Originally Posted by lcaillo
Like I said, just post some data to show he is wrong.
I'm sure there are cases where professional calibration would be worth it. But these guys are saying EVERY tv is inaccurate and needs calibration. Which just is not true from top tv's from pioneer-sony-samsung-panasonic. Sure, it depends on the model.. But not EVERY. A few more reviews.
"As I said earlier, the overall color accuracy of the HL61A750 is exceptional, provided you set it up properly. Grayscale tracking in the Warm 2 color temperature setting is close to the broadcast standard. Primary and secondary color points are quite close to the HDTV specification, and the color decoding is spot on. All of these things combine to give the Samsung the ability to deliver incredibly accurate color, and this is extremely impressive with high-resolution HD sources, like Blu-ray."
"Overall performance on the Sony KD-S55A3000 was excellent, and its standout characteristic compared with other HDTVs is color accuracy. When the Sony is set to Standard color space, the primary colors of red, green, and blue are nearly dead-on accurate to the ATSC specifications. The color decoding is accurate for both SD and HD sources, and the grayscale from the Warm 2 factory preset came mighty close to the broadcast standard. A quick tweak in the advanced menu under white balance made the grayscale nearly perfect. For our full user-menu settings, click here or scroll down to the Tips section below."

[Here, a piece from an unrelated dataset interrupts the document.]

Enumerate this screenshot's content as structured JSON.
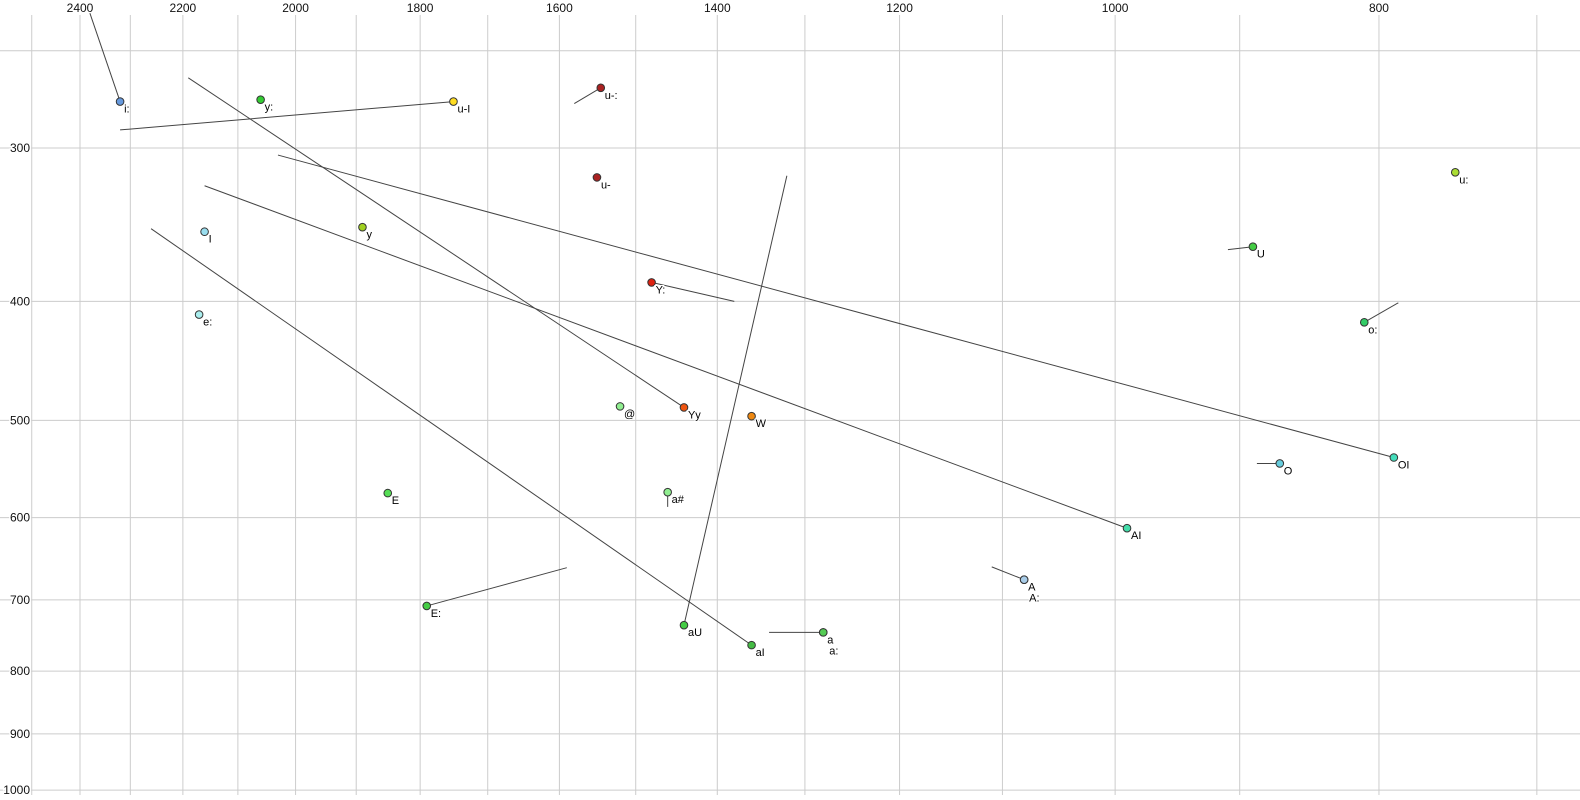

"We typically go on and on about calibration but with the TH-50PZ800U we didn't have to do much beyond increasing its contrast control a bit to approach our 40 footlambert baseline light output. Compared with other picture modes and to the company's own TH-46PZ85U, THX on the PZ800U delivered superior color temperature and especially primary color accuracy, and despite the fact that THX mode didn't pass blacker-than-black parts of the video signal (while the Custom mode did), we left brightness alone for optimal performance"
"Panasonic makes a big deal about the Digital Cinema Color on the 850U series, and color is the most noticeable difference between its picture and that of the 800U. The primary and secondary color points of the 800U hew very closely to the HDTV standard, and so its color is technically very accurate, while the color points of the 850U are not. Like many displays, its color gamut is wider than the HD standard, so the red blood in the centrifuge, for example, looks even redder and deeper on the 850U than on the 800U. Greens, such as the forest and shrubs that are visible when the janitorial crew is motored into the compound, looked both greener and seemingly a bit yellower to our eyes on the 850U. We switched off the Digital Cinema Color mode and the two displays came closer to one another, but there was still a pretty noticeable difference. Our measurements for the Geek Box below were taken with the more-accurate (again, compared to the HD standard) Off position for that mode.
An argument can be made that the wider color gamut on the 850 looks better, but that's largely subjective. Our goal, as always, is to evaluate color accuracy, in this case compared with the HD standard, and by that definition the 800U, along with the two Samsung displays in our comparison, were a good deal more accurate than the 850U.
Other areas of the Panasonic's color performance were very good. The 850's relatively linear grayscale was apparent in skin tones, such as Irene's face at the beach house, appeared natural if a tiny bit redder than the reference 800U. Color decoding wasn't at fault--it was basically right on; instead it was the very slightly reddish grayscale in mid-dark areas. Colors near black stayed quite accurate otherwise, however."
"The Samsung LN52A650 is one of the best-performing LCDs we've tested. Its picture quality, anchored by excellent black-level performance, and accurate color, surpasses that of the Sony KDL-46XBR4--and Samsung's de-judder video processing has improved to the point where it's basically equal to the Sony. We did notice a couple of minor issues, and as usual we'd avoid watching dark movies on this glossy-screened TV in rooms with lots of ambient light, but that's about it.
Our standard calibration was aided by the numerous picture controls in the Samsung's user menu. We were able to improve color temperature and dial in saturation without going overboard thanks to the blue-only mode (check this tip to see how it works). Although we attempted to tweak the color points a bit using the custom color palette controls, primary and secondary colors were already close enough to the standard that we simply settled on the default Auto in the end."